What we’re beginning to witness is the growth of tech monopoly capitalism. Unlike its post-War predecessor, as Paul Mason makes clear, the life blood of this monopolistic order is not labour, but data. In our data driven future, those who shape the algorithms have the power to influence everything from our diet of news to our access to credit. In fact, states could use an algorithm to determine whether you committed a crime;, something which has already happened, and which turned out to be racist.
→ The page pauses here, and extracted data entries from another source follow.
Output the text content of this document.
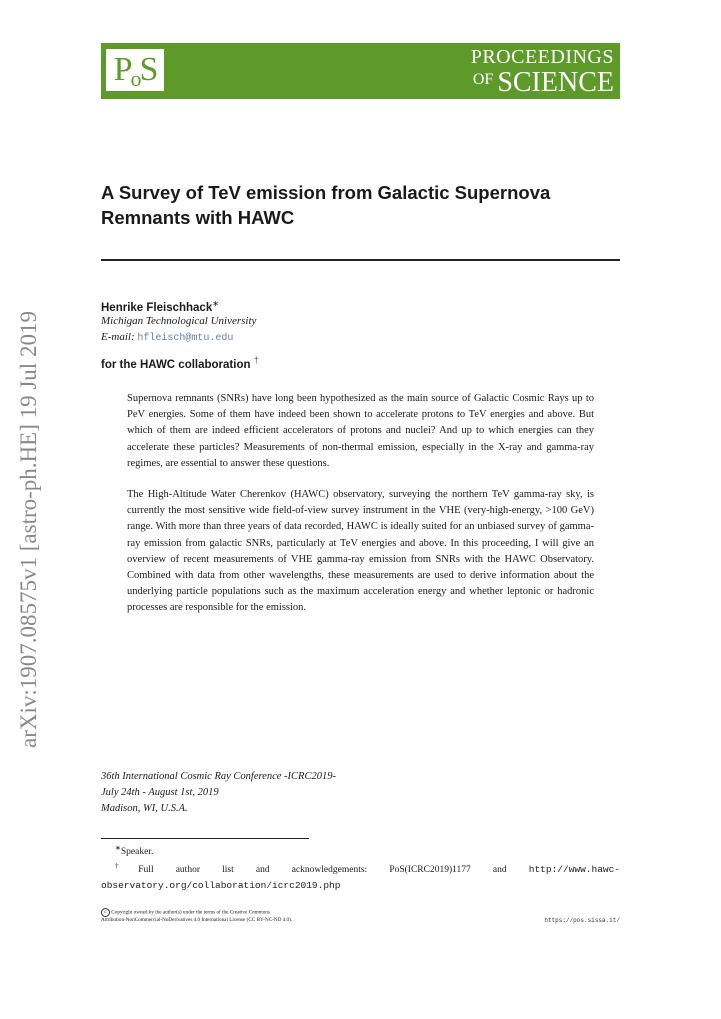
arXiv:1907.08575v1 [astro-ph.HE] 19 Jul 2019
PoS	PROCEEDINGS
$^{OF}$ SCIENCE
A Survey of TeV emission from Galactic Supernova Remnants with HAWC
Henrike Fleischhack∗
Michigan Technological University
E-mail: hfleisch@mtu.edu
for the HAWC collaboration †

Supernova remnants (SNRs) have long been hypothesized as the main source of Galactic Cosmic Rays up to PeV energies. Some of them have indeed been shown to accelerate protons to TeV energies and above. But which of them are indeed efficient accelerators of protons and nuclei? And up to which energies can they accelerate these particles? Measurements of non-thermal emission, especially in the X-ray and gamma-ray regimes, are essential to answer these questions.

The High-Altitude Water Cherenkov (HAWC) observatory, surveying the northern TeV gamma-ray sky, is currently the most sensitive wide field-of-view survey instrument in the VHE (very-high-energy, >100 GeV) range. With more than three years of data recorded, HAWC is ideally suited for an unbiased survey of gamma-ray emission from galactic SNRs, particularly at TeV energies and above. In this proceeding, I will give an overview of recent measurements of VHE gamma-ray emission from SNRs with the HAWC Observatory. Combined with data from other wavelengths, these measurements are used to derive information about the underlying particle populations such as the maximum acceleration energy and whether leptonic or hadronic processes are responsible for the emission.

36th International Cosmic Ray Conference -ICRC2019-
July 24th - August 1st, 2019
Madison, WI, U.S.A.
∗Speaker.

†Full author list and acknowledgements: PoS(ICRC2019)1177 and http://www.hawc-observatory.org/collaboration/icrc2019.php

c Copyright owned by the author(s) under the terms of the Creative Commons
Attribution-NonCommercial-NoDerivatives 4.0 International License (CC BY-NC-ND 4.0).	https://pos.sissa.it/
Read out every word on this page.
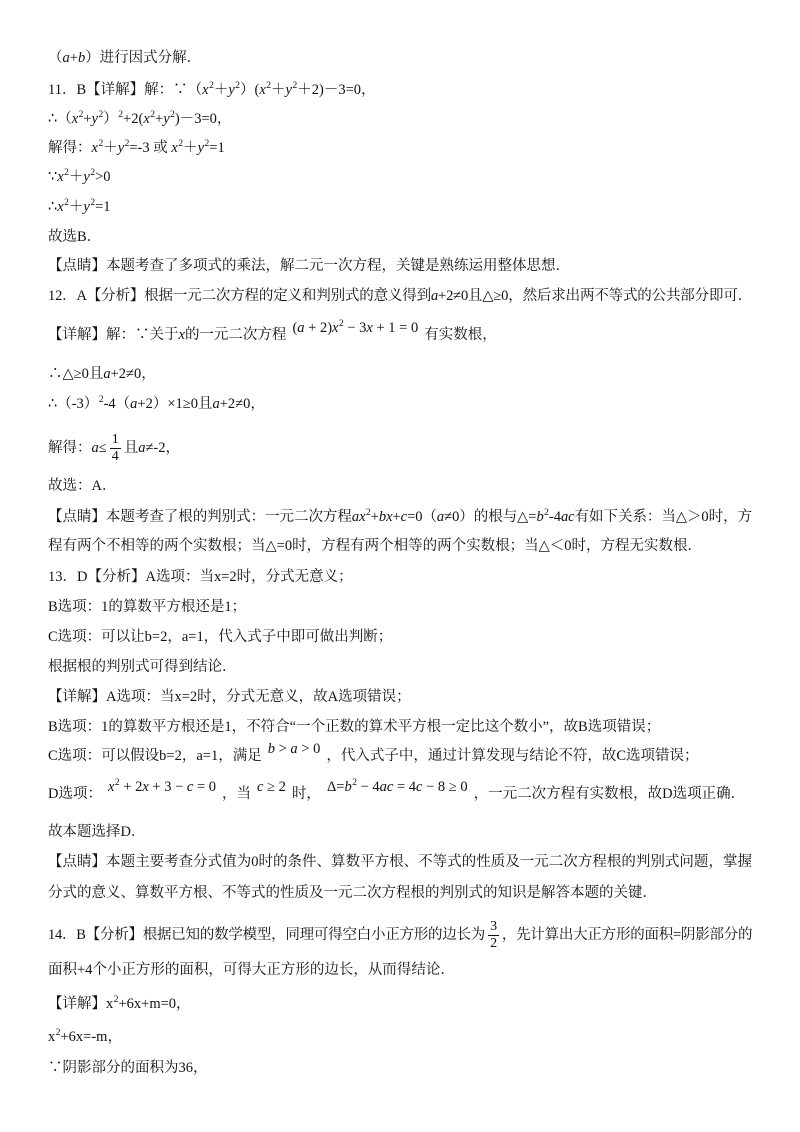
（a+b）进行因式分解．
11．B【详解】解：$\because(x^2+y^2)(x^2+y^2+2)-3=0$，
$\therefore(x^2+y^2)^2+2(x^2+y^2)-3=0$，
解得：$x^2+y^2=-3$ 或 $x^2+y^2=1$
$\because x^2+y^2>0$
$\therefore x^2+y^2=1$
故选B．
【点睛】本题考查了多项式的乘法，解二元一次方程，关键是熟练运用整体思想．
12．A【分析】根据一元二次方程的定义和判别式的意义得到a+2≠0且△≥0，然后求出两不等式的公共部分即可．
【详解】解：∵关于x的一元二次方程 $(a + 2)x^2 - 3x + 1 = 0$ 有实数根，
∴△≥0且a+2≠0，
$\therefore(-3)^2-4(a+2)\times 1\ge 0$且a+2≠0，
解得：$a\le \frac{1}{4}$ 且a≠-2，
故选：A．
【点睛】本题考查了根的判别式：一元二次方程$ax^2+bx+c=0(a\ne 0)$的根与$\triangle=b^2-4ac$有如下关系：当△＞0时，方
程有两个不相等的两个实数根；当△=0时，方程有两个相等的两个实数根；当△＜0时，方程无实数根．
13．D【分析】A选项：当x=2时，分式无意义；
B选项：1的算数平方根还是1；
C选项：可以让b=2，a=1，代入式子中即可做出判断；
根据根的判别式可得到结论．
【详解】A选项：当x=2时，分式无意义，故A选项错误；
B选项：1的算数平方根还是1，不符合“一个正数的算术平方根一定比这个数小”，故B选项错误；
C选项：可以假设b=2，a=1，满足 b > a > 0 ，代入式子中，通过计算发现与结论不符，故C选项错误；
D选项： $x^2 + 2x + 3 - c = 0$ ，当 c ≥ 2 时， $\Delta=b^2 - 4ac = 4c - 8 \ge 0$ ，一元二次方程有实数根，故D选项正确．
故本题选择D．
【点睛】本题主要考查分式值为0时的条件、算数平方根、不等式的性质及一元二次方程根的判别式问题，掌握
分式的意义、算数平方根、不等式的性质及一元二次方程根的判别式的知识是解答本题的关键．
14．B【分析】根据已知的数学模型，同理可得空白小正方形的边长为 $\frac{3}{2}$ ，先计算出大正方形的面积=阴影部分的
面积+4个小正方形的面积，可得大正方形的边长，从而得结论．
【详解】$x^2+6x+m=0$，
$x^2+6x=-m$，
∵阴影部分的面积为36，
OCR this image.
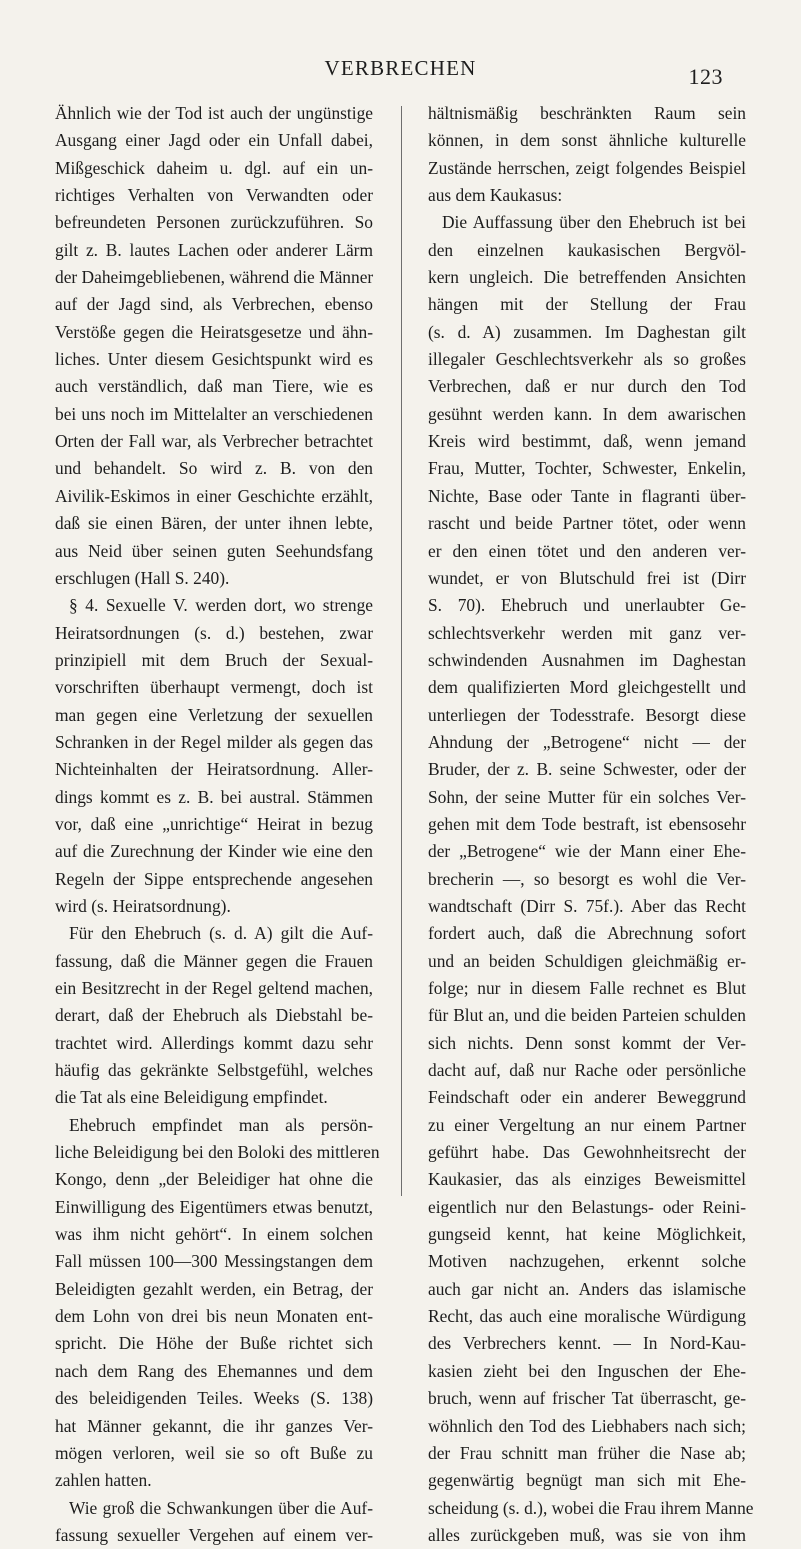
VERBRECHEN	123
Ähnlich wie der Tod ist auch der ungünstige
Ausgang einer Jagd oder ein Unfall dabei,
Mißgeschick daheim u. dgl. auf ein un-
richtiges Verhalten von Verwandten oder
befreundeten Personen zurückzuführen. So
gilt z. B. lautes Lachen oder anderer Lärm
der Daheimgebliebenen, während die Männer
auf der Jagd sind, als Verbrechen, ebenso
Verstöße gegen die Heiratsgesetze und ähn-
liches. Unter diesem Gesichtspunkt wird es
auch verständlich, daß man Tiere, wie es
bei uns noch im Mittelalter an verschiedenen
Orten der Fall war, als Verbrecher betrachtet
und behandelt. So wird z. B. von den
Aivilik-Eskimos in einer Geschichte erzählt,
daß sie einen Bären, der unter ihnen lebte,
aus Neid über seinen guten Seehundsfang
erschlugen (Hall S. 240).
§ 4. Sexuelle V. werden dort, wo strenge
Heiratsordnungen (s. d.) bestehen, zwar
prinzipiell mit dem Bruch der Sexual-
vorschriften überhaupt vermengt, doch ist
man gegen eine Verletzung der sexuellen
Schranken in der Regel milder als gegen das
Nichteinhalten der Heiratsordnung. Aller-
dings kommt es z. B. bei austral. Stämmen
vor, daß eine „unrichtige“ Heirat in bezug
auf die Zurechnung der Kinder wie eine den
Regeln der Sippe entsprechende angesehen
wird (s. Heiratsordnung).
Für den Ehebruch (s. d. A) gilt die Auf-
fassung, daß die Männer gegen die Frauen
ein Besitzrecht in der Regel geltend machen,
derart, daß der Ehebruch als Diebstahl be-
trachtet wird. Allerdings kommt dazu sehr
häufig das gekränkte Selbstgefühl, welches
die Tat als eine Beleidigung empfindet.
Ehebruch empfindet man als persön-
liche Beleidigung bei den Boloki des mittleren
Kongo, denn „der Beleidiger hat ohne die
Einwilligung des Eigentümers etwas benutzt,
was ihm nicht gehört“. In einem solchen
Fall müssen 100—300 Messingstangen dem
Beleidigten gezahlt werden, ein Betrag, der
dem Lohn von drei bis neun Monaten ent-
spricht. Die Höhe der Buße richtet sich
nach dem Rang des Ehemannes und dem
des beleidigenden Teiles. Weeks (S. 138)
hat Männer gekannt, die ihr ganzes Ver-
mögen verloren, weil sie so oft Buße zu
zahlen hatten.
Wie groß die Schwankungen über die Auf-
fassung sexueller Vergehen auf einem ver-
hältnismäßig beschränkten Raum sein
können, in dem sonst ähnliche kulturelle
Zustände herrschen, zeigt folgendes Beispiel
aus dem Kaukasus:
Die Auffassung über den Ehebruch ist bei
den einzelnen kaukasischen Bergvöl-
kern ungleich. Die betreffenden Ansichten
hängen mit der Stellung der Frau
(s. d. A) zusammen. Im Daghestan gilt
illegaler Geschlechtsverkehr als so großes
Verbrechen, daß er nur durch den Tod
gesühnt werden kann. In dem awarischen
Kreis wird bestimmt, daß, wenn jemand
Frau, Mutter, Tochter, Schwester, Enkelin,
Nichte, Base oder Tante in flagranti über-
rascht und beide Partner tötet, oder wenn
er den einen tötet und den anderen ver-
wundet, er von Blutschuld frei ist (Dirr
S. 70). Ehebruch und unerlaubter Ge-
schlechtsverkehr werden mit ganz ver-
schwindenden Ausnahmen im Daghestan
dem qualifizierten Mord gleichgestellt und
unterliegen der Todesstrafe. Besorgt diese
Ahndung der „Betrogene“ nicht — der
Bruder, der z. B. seine Schwester, oder der
Sohn, der seine Mutter für ein solches Ver-
gehen mit dem Tode bestraft, ist ebensosehr
der „Betrogene“ wie der Mann einer Ehe-
brecherin —, so besorgt es wohl die Ver-
wandtschaft (Dirr S. 75f.). Aber das Recht
fordert auch, daß die Abrechnung sofort
und an beiden Schuldigen gleichmäßig er-
folge; nur in diesem Falle rechnet es Blut
für Blut an, und die beiden Parteien schulden
sich nichts. Denn sonst kommt der Ver-
dacht auf, daß nur Rache oder persönliche
Feindschaft oder ein anderer Beweggrund
zu einer Vergeltung an nur einem Partner
geführt habe. Das Gewohnheitsrecht der
Kaukasier, das als einziges Beweismittel
eigentlich nur den Belastungs- oder Reini-
gungseid kennt, hat keine Möglichkeit,
Motiven nachzugehen, erkennt solche
auch gar nicht an. Anders das islamische
Recht, das auch eine moralische Würdigung
des Verbrechers kennt. — In Nord-Kau-
kasien zieht bei den Inguschen der Ehe-
bruch, wenn auf frischer Tat überrascht, ge-
wöhnlich den Tod des Liebhabers nach sich;
der Frau schnitt man früher die Nase ab;
gegenwärtig begnügt man sich mit Ehe-
scheidung (s. d.), wobei die Frau ihrem Manne
alles zurückgeben muß, was sie von ihm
The problems with centralised and market-based use of big data are not only directly negative. They also obstruct the possibilities for a more enlightened use of tech. Rather than turning media populations into cranky online addicts or engineering biometric shopping trollies, big data can be better used to find a cure for cancer or advance AI. This reminds us that socialism is not only the critique of the present state of things but the ideal of a society that is altogether more profound, indeed a society that can realise the liberating potential of technology.

As for Facebook, its mask is slipping. Less able to refer to itself in the ideological terms of a neutral tech platform, recent decisions to remove content or tweak its algorithms (that is, in the language of traditional media, its editorial policy) has burst the bubble that has hidden the fact that Facebook is a publisher. More than this, the media monopoly is increasingly revealing the interweaving of its business interests with that of powerful Western states. Not only has public oversight provided the technology that makes a smart phone smart, but more than ever the content decisions effecting the world’s biggest public sphere are being shaped directly by the state. The task for us, therefore, is to democratise it.